Today, on the day of love, I am lying unshaven, on the sofa in tracksuit and flip-flops debating to myself about which film to go see in the cinema later this evening. I will be going to the film alone.
This is not a pity me party. In the last few years I have become quite at ease with doing stuff on my own.
I remember mitching from school at the age of 17 and going to see ‘Misery’ on my own.
There’s something about films that lends them well to solitary viewing. It’s to do with the fact that you have to concentrate. You shouldn’t go to the pictures for conversation. There’s little that annoy me more than people chatting when a movie is playing. A couple of weeks ago I saw ‘Room’ in Limerick. There were these 2 teenagers a few rows behind me who were passing remarks at everything that was happening on screen. I was about to ask them to shut up but I was beaten to this by the guy a few seats across who hissed ‘Will you shut up please’ at them. I was impressed. And to their credit they remained quiet for the rest of the showing. I suppose hearing a disembodied voice telling you you to shut up can be intimidating.
The point being anyway is that I have always been comfortable with going to the pictures alone.

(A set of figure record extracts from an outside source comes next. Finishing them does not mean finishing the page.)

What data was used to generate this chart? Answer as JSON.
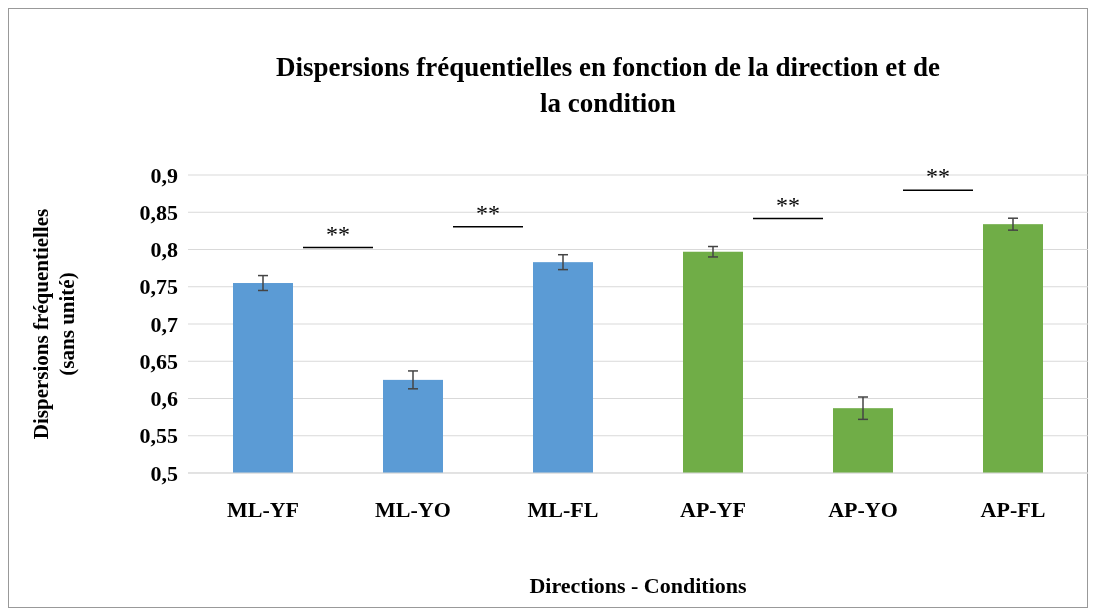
{
  "chart_data": {
    "type": "bar",
    "title": "Dispersions fréquentielles en fonction de la direction et de la condition",
    "xlabel": "Directions - Conditions",
    "ylabel": "Dispersions fréquentielles (sans unité)",
    "categories": [
      "ML-YF",
      "ML-YO",
      "ML-FL",
      "AP-YF",
      "AP-YO",
      "AP-FL"
    ],
    "values": [
      0.755,
      0.625,
      0.783,
      0.797,
      0.587,
      0.834
    ],
    "errors": [
      0.01,
      0.012,
      0.01,
      0.007,
      0.015,
      0.008
    ],
    "colors": [
      "#5b9bd5",
      "#5b9bd5",
      "#5b9bd5",
      "#70ad47",
      "#70ad47",
      "#70ad47"
    ],
    "ylim": [
      0.5,
      0.9
    ],
    "yticks": [
      {
        "value": 0.5,
        "label": "0,5"
      },
      {
        "value": 0.55,
        "label": "0,55"
      },
      {
        "value": 0.6,
        "label": "0,6"
      },
      {
        "value": 0.65,
        "label": "0,65"
      },
      {
        "value": 0.7,
        "label": "0,7"
      },
      {
        "value": 0.75,
        "label": "0,75"
      },
      {
        "value": 0.8,
        "label": "0,8"
      },
      {
        "value": 0.85,
        "label": "0,85"
      },
      {
        "value": 0.9,
        "label": "0,9"
      }
    ],
    "grid": "y",
    "annotations": [
      "**",
      "**",
      "**",
      "**"
    ]
  }
}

Going in holidays alone is a slightly different matter. I have done this but would recommend it for short trips more than longer ones. Unless you are going on a resort holiday or in a group setting. I tend to prefer just taking off to a city on my own and planning my itinerary on arrival. Barcelona was my first solo holiday – I went for 5 days. It was fantastic, as it allowed me to do whatever I wanted to do, at my own pace. I probably saw more museums and galleries and other cultural shit than on any previous vacation, purely because the days are long on your own and you need to find stuff out to occupy your time. By day 5 I was glad to be going home – there was something missing by that point – company. Someone to turn to and say ‘Look at that’, I suppose.

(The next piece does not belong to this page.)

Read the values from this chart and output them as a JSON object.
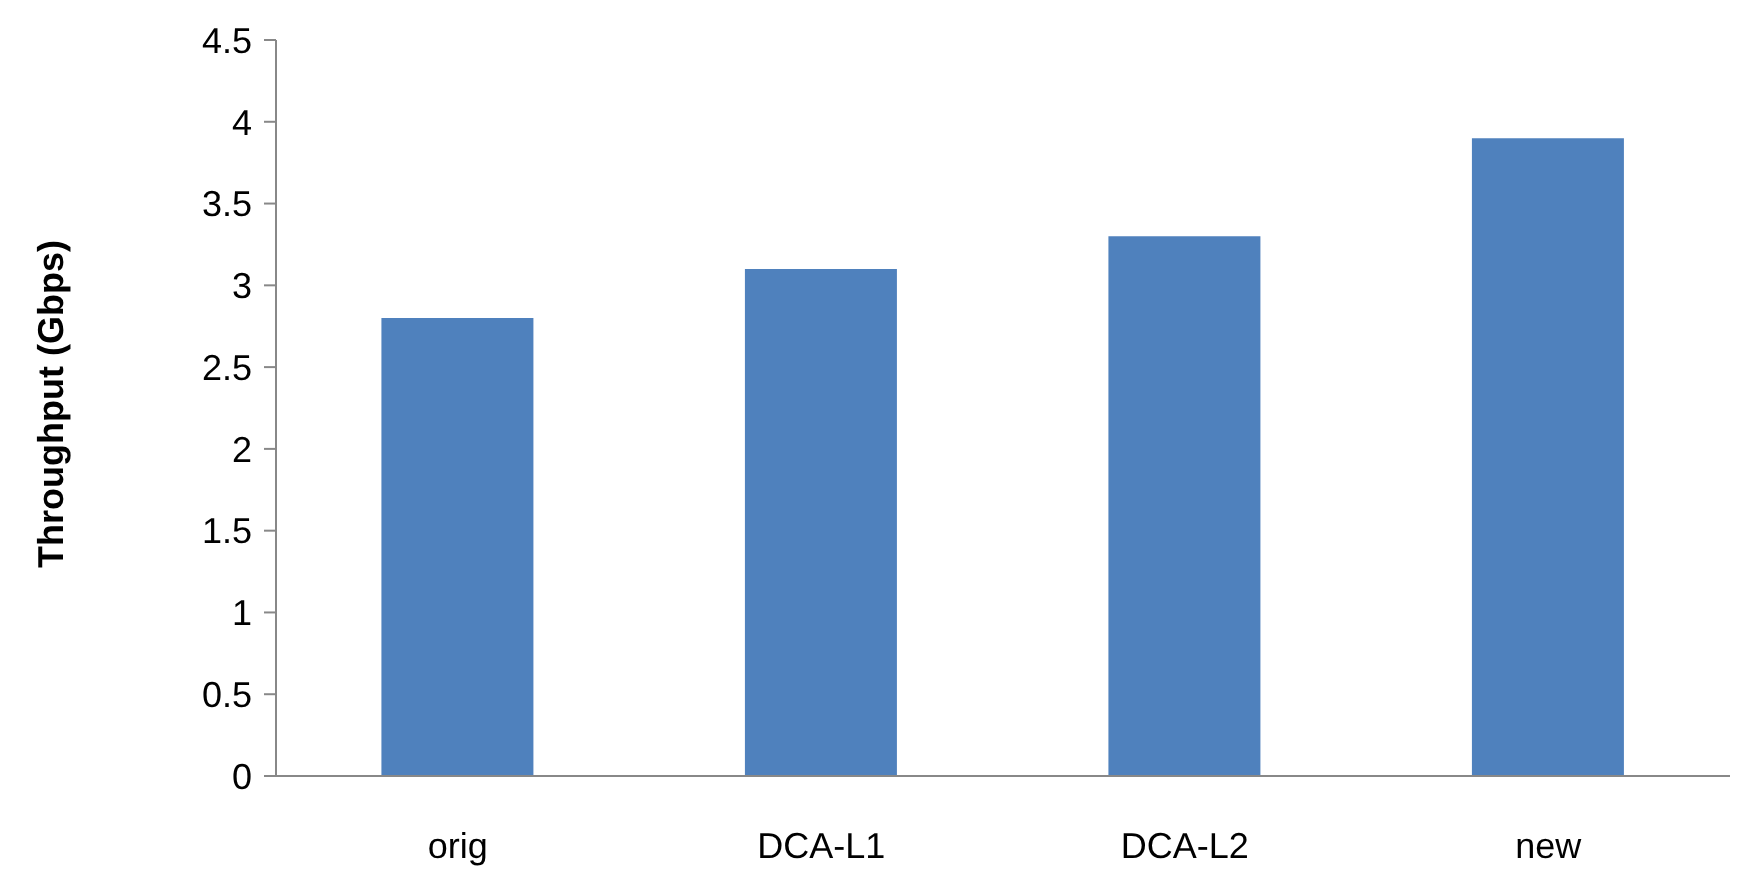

A couple of years later I was in Copenhagen with a friend who only stayed for 2 days and I was to remain for an extra 3 days alone. . I waved my friend off at the station, took out my tourist map, and made my way to Christiania. Christiania is an old army barracks in central Copenhagen that was squatted by hippies in the 1970s where they remain to this day. The original squatters are in their seventies now, and they are there legally. The committee that runs the place is in constant battle with city government who want them out – they are occupying a vast swathe of prime real estate in the city centre. There is a pungent odour in the air. If I was a suspicous person who had lived for decades in Amsterdam, I might hazard a guess to say the smell is marijuana.
The following morning I was planning a walking trip to see the Little Mermaid (which has to be the least impressive monument I have ever seen). As I was leaving the hotel I heard a voice saying my name. I ignored it – I was alone in the city and didn’t know anyone there, and I had received a text from my friend to say that he was already back in Amsterdam. MY name was repeated – first and last name this time. That wasn’t a coincidence. I turned around to see 2 old college friends who were staying in the same hotel for the same number of days as I was. That solitary holiday wasn’t spent alone.
In April I am going to Morocco. I need to start planning my trip – again it is for 5 days.
Travelling alone is not the ideal way to travel, but when you reach forty, you’ve got to accept that sometimes if you want to do something, then you’re better off doing it alone, rather than sitting at home with a family size box of Pringles.
Love your own company – especially on this Hallmark day of love.